Abajo entre niños, niñas, profesor y practicantes intentan organizar la escalera contra el muro. Ya se acercan la coordinadora y dos vigilantes, traen cara de pocos amigos. Esto me recuerda otro cuento de Calvino, le digo a mi papá, de cuando Qfwfq cuenta que la luna estaba cerca de la tierra y su familia ponía una escalera para llegar a ella; pero la luna empieza a alejarse y la familia a separarse. ¿Estamos en la luna?, me pregunta mi papá. Tal vez tú estás en la luna. Yo estoy anclado a la tierra, le digo mirando hacia abajo. No seas tan dramático, se ríe de mí. Hay que gozarse las vainas, dice subiendo un hombro, el tiempo es corto. No tiene tanta gracia sin ti, le digo en voz baja. Levantan la escalera y la parte más alta golpea la tapia a unos diez centímetros de mis zapatos. Las voces de abajo me llaman. Mi papi se pone de pie. No tengas miedo, mijito. Yo ando por acá, dicen sus ojos hazel. Se pone de pie. ¿Qué vas a hacer?, digo asustado. De pronto se gira y me dice, hay que gozarse lo incierto. ¡Si te caes me echan! No me voy a caer, repone. ¡Va a ser mi culpa! Es mi culpa. No, mijito, no lo es. Mira hacia la calle, me mira y entona a lo Caetano: “Navegar è preciso, viver não è preciso”. Me guiña un ojo y salta. ¡Aaaaaa!, se escuchan los gritos abajo. ¿Se mató?

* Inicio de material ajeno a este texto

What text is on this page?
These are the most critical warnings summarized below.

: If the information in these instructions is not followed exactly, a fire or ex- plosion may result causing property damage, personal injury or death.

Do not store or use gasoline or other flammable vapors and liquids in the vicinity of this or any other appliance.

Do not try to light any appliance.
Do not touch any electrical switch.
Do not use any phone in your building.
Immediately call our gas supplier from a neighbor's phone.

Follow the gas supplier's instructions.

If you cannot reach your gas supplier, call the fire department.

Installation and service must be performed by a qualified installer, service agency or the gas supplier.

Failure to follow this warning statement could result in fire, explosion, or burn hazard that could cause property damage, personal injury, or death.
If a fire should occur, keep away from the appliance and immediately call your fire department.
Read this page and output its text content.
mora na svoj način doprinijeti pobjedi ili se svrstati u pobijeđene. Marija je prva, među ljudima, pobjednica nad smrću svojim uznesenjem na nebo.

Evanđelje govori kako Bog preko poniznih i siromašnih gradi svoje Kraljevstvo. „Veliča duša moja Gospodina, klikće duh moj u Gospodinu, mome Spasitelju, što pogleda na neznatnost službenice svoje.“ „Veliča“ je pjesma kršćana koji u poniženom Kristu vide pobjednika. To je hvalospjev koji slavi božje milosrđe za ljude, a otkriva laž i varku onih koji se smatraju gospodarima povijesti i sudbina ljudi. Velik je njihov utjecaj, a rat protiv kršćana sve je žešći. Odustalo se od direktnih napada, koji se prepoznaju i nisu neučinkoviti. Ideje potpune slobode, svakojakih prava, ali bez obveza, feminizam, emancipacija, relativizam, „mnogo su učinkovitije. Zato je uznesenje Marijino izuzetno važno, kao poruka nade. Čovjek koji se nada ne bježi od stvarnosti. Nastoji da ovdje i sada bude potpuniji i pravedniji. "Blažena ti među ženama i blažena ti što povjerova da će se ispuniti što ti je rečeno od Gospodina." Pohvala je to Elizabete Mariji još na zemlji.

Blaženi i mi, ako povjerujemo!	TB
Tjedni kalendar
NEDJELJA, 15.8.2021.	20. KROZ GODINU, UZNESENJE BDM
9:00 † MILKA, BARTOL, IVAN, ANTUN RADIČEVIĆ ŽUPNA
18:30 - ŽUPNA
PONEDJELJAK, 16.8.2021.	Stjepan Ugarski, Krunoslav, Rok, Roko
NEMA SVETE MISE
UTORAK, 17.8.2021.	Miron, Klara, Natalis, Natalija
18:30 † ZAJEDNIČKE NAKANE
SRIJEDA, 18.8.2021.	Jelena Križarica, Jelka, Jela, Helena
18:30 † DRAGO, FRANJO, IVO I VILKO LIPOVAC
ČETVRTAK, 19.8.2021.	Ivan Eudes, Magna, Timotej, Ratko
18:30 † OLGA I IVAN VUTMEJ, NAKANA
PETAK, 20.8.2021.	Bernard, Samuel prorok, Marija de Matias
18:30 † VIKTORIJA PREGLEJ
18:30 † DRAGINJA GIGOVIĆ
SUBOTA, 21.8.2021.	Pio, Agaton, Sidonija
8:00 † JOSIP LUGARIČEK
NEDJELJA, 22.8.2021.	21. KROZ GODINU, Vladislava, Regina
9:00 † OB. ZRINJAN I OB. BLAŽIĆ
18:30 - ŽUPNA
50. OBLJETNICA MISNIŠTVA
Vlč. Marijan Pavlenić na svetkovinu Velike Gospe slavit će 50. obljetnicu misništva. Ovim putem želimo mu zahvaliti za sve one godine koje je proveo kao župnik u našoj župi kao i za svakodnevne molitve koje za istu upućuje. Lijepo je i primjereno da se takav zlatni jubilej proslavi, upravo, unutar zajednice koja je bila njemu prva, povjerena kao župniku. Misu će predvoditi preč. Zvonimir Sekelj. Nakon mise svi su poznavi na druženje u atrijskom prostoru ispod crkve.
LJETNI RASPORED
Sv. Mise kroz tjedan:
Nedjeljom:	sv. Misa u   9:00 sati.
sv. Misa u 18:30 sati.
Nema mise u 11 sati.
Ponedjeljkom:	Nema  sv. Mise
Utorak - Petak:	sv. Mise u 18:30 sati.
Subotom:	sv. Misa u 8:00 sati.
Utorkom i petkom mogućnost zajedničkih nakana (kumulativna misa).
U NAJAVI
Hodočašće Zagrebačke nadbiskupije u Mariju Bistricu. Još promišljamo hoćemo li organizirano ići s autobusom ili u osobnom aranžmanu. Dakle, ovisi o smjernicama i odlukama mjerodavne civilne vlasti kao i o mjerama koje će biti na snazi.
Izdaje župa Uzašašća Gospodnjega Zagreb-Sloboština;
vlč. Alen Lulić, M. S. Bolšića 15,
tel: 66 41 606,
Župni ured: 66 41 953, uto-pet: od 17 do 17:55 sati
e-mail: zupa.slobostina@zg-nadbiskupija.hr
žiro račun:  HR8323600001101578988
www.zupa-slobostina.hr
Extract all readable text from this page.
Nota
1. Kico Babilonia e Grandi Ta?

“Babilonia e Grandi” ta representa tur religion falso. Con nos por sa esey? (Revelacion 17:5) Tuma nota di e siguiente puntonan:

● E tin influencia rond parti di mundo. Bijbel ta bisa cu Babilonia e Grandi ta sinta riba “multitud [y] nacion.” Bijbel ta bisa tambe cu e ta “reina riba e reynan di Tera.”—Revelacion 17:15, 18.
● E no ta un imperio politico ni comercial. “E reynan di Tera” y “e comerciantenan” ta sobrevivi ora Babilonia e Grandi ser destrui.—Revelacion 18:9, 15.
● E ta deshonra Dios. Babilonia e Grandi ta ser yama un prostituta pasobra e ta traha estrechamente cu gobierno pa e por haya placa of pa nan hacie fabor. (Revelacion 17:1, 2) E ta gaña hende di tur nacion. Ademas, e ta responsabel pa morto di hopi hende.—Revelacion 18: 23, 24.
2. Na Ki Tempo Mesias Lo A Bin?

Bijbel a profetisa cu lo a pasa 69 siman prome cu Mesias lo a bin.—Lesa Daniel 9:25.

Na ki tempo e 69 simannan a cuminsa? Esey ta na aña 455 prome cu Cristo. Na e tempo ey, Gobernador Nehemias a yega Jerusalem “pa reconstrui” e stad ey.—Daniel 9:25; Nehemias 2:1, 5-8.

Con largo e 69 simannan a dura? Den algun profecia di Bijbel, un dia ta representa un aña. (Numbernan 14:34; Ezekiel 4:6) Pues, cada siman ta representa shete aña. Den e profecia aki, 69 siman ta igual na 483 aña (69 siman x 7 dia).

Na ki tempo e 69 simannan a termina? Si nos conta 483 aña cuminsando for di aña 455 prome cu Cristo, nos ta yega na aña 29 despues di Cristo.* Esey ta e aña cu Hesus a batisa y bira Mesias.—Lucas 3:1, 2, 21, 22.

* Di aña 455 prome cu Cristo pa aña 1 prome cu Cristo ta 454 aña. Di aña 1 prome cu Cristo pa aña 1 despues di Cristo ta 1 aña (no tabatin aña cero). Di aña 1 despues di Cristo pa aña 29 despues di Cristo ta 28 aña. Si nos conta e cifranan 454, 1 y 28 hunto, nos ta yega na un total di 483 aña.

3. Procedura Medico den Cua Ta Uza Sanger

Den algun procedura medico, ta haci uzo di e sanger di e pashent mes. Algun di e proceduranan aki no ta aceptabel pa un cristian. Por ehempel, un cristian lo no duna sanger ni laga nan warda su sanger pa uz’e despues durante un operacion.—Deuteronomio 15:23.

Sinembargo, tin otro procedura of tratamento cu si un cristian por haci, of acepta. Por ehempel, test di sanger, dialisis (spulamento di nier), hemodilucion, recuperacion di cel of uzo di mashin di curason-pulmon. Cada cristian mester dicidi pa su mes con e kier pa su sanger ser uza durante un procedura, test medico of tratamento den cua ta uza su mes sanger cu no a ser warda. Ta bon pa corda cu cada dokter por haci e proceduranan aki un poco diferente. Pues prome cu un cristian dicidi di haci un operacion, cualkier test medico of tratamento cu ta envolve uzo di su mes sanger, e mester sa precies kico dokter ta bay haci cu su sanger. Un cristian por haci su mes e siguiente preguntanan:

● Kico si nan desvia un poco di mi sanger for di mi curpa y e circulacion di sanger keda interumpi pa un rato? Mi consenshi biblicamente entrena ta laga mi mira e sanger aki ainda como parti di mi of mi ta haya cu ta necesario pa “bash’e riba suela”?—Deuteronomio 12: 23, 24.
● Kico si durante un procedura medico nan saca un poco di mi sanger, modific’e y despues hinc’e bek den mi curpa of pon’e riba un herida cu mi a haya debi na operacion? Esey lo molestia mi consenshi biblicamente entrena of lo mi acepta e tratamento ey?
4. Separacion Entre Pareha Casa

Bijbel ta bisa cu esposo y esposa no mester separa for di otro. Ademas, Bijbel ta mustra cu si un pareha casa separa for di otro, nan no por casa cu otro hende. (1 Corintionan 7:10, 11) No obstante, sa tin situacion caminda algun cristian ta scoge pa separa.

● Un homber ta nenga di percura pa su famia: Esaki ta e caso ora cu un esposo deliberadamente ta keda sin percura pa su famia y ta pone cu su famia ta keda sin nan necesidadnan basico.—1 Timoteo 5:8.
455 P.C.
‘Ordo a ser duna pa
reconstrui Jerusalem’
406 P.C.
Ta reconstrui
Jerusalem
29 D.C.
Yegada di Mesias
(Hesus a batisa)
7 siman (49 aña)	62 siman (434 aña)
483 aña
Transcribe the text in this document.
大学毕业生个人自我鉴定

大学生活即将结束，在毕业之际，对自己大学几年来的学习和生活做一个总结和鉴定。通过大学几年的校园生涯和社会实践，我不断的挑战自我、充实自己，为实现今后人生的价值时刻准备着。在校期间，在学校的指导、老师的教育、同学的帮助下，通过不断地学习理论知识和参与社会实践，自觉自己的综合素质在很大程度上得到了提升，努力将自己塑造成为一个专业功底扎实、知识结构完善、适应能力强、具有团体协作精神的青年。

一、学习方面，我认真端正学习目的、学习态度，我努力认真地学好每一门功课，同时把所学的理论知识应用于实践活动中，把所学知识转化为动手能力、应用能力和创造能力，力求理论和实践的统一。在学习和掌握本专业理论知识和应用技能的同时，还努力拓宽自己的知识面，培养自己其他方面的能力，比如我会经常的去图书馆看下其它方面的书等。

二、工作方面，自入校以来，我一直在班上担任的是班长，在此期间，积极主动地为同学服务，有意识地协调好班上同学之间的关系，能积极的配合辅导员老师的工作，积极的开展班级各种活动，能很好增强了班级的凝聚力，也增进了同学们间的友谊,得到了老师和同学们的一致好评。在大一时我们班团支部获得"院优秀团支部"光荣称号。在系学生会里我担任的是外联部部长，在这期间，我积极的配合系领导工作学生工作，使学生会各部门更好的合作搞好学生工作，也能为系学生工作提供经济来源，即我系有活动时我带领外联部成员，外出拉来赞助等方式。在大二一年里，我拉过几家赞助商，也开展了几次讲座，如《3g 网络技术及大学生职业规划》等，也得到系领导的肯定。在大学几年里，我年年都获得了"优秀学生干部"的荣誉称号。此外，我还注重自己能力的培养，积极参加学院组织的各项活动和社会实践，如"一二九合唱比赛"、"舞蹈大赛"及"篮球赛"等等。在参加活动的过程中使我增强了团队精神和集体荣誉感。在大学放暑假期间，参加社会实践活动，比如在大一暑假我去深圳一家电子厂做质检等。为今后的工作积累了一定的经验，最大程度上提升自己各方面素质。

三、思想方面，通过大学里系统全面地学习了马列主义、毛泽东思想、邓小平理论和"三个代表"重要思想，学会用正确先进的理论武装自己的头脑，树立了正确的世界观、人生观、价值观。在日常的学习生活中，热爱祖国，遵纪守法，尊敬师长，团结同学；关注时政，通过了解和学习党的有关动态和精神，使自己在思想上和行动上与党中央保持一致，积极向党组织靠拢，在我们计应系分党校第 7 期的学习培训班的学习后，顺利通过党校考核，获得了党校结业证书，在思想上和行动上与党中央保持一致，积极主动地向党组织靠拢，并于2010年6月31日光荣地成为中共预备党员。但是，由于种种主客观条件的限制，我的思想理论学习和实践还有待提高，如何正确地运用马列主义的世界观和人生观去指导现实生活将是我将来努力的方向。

Abajo me esperan los practicantes, el profesor de voz viril, los niños, el coro de niñas, la profesora que grita, la coordinadora, los vigilantes, las clases de la noche, el artículo sin escribir, los días sin ver a mi familia, la chaqueta, el celular, el reloj de cartón, la bata. Afuera, una estela verde almendrada boga el aire.